Limits on “Foreign Person”
Under FIRRMA, not all foreign investors are to be treated alike when it comes to review of real estate and minority investment transactions. The statute directs that CFIUS “shall prescribe regulations” to define “foreign person” for purposes of extending its review to these transactions and to “specify criteria to limit the application of” that jurisdiction “to the investments of certain categories” of foreign persons. “Such criteria shall take into consideration how a foreign person is connected to a foreign country or foreign government, and whether the connection may affect the national security of the United States.” This injunction could create a category of foreign investors for whom investments in real estate or minority investments in U.S. companies might not warrant a CFIUS filing. Indeed, FIRRMA provides that CFIUS “may waive, with respect to a foreign person, the requirement” that a mandatory declaration be submitted if “the foreign person demonstrates that the investments of the foreign person are not directed by a foreign government and the foreign person has a history of cooperation with the Committee.”
The Good Stuff to Come
FIRRMA does promise some true efficiencies. The declaration process (as described above) will streamline many reviews once the implementing regulations and procedures are in place. For certain investors (particularly those from countries traditionally allied with the United States), the abbreviated process could enable an early (30-day) clearance without having to compile a longer notice and submit the transaction to the full review process. We also expect the following additional provisions to improve the overall quality of the process:
- Changes to the statutory periods for initial review (lengthening it from 30 days to 45 days) and follow-on investigation (allowing CFIUS on a case-by-case basis, where needed, to add a 15-day extension to the current 45-day deadline);
- A requirement that CFIUS respond to and provide comments on initial filings within ten business days;
- Increased funding for the Committee, including through fees to be collected from the parties to a transaction; and
- Requirements that CFIUS member agencies designate dedicated personnel to discharge certain functions.
- Increasing the showing that a dissenting agency must make when opposing a consensus that has been developed during the internal decision process.
There is no doubt that, with the forthcoming CFIUS regulations, the CFIUS regime will look different for the first time in a decade; however, not all the changes are transformative. Some reflect the approach that the Committee has taken for years. Others will likely bring needed clarity to the process.
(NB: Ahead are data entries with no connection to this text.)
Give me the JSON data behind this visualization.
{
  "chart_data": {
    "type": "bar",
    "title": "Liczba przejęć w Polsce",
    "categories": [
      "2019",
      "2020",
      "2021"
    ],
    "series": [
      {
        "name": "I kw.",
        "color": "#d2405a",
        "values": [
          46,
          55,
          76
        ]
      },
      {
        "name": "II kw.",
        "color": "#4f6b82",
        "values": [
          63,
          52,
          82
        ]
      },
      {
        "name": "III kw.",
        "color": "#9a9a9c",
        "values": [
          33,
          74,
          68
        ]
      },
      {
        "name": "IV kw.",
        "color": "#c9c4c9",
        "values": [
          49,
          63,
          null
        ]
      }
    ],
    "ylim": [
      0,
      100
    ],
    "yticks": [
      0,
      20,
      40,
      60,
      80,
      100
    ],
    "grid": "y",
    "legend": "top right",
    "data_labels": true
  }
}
But it will take time for many of the more impactful provisions to take shape, and in the interim, parties to foreign investment in the United States should expect “business as usual” at the Committee for many months to come.
 FIRRMA marks the first time in over a decade that Congress has amended the powers and oversight capabilities of CFIUS. Initially established pursuant to an executive order in the mid-1970’s, CFIUS’s current authority is grounded in Section 721 of the Defense Production Act of 1950, as amended by the Foreign Investment and National Security Act of 2007 and now further amended by FIRRMA. The statute empowers the president, acting through CFIUS, to review on national security grounds certain investments by foreign persons in a “U.S. business.”
 Also excluded are purchases of single housing units or real estate located in “urbanized areas” as defined by the U.S. Census Bureau (except those urbanized areas that may be carved out in regulations issued by CFIUS in consultation with the Secretary of Defense).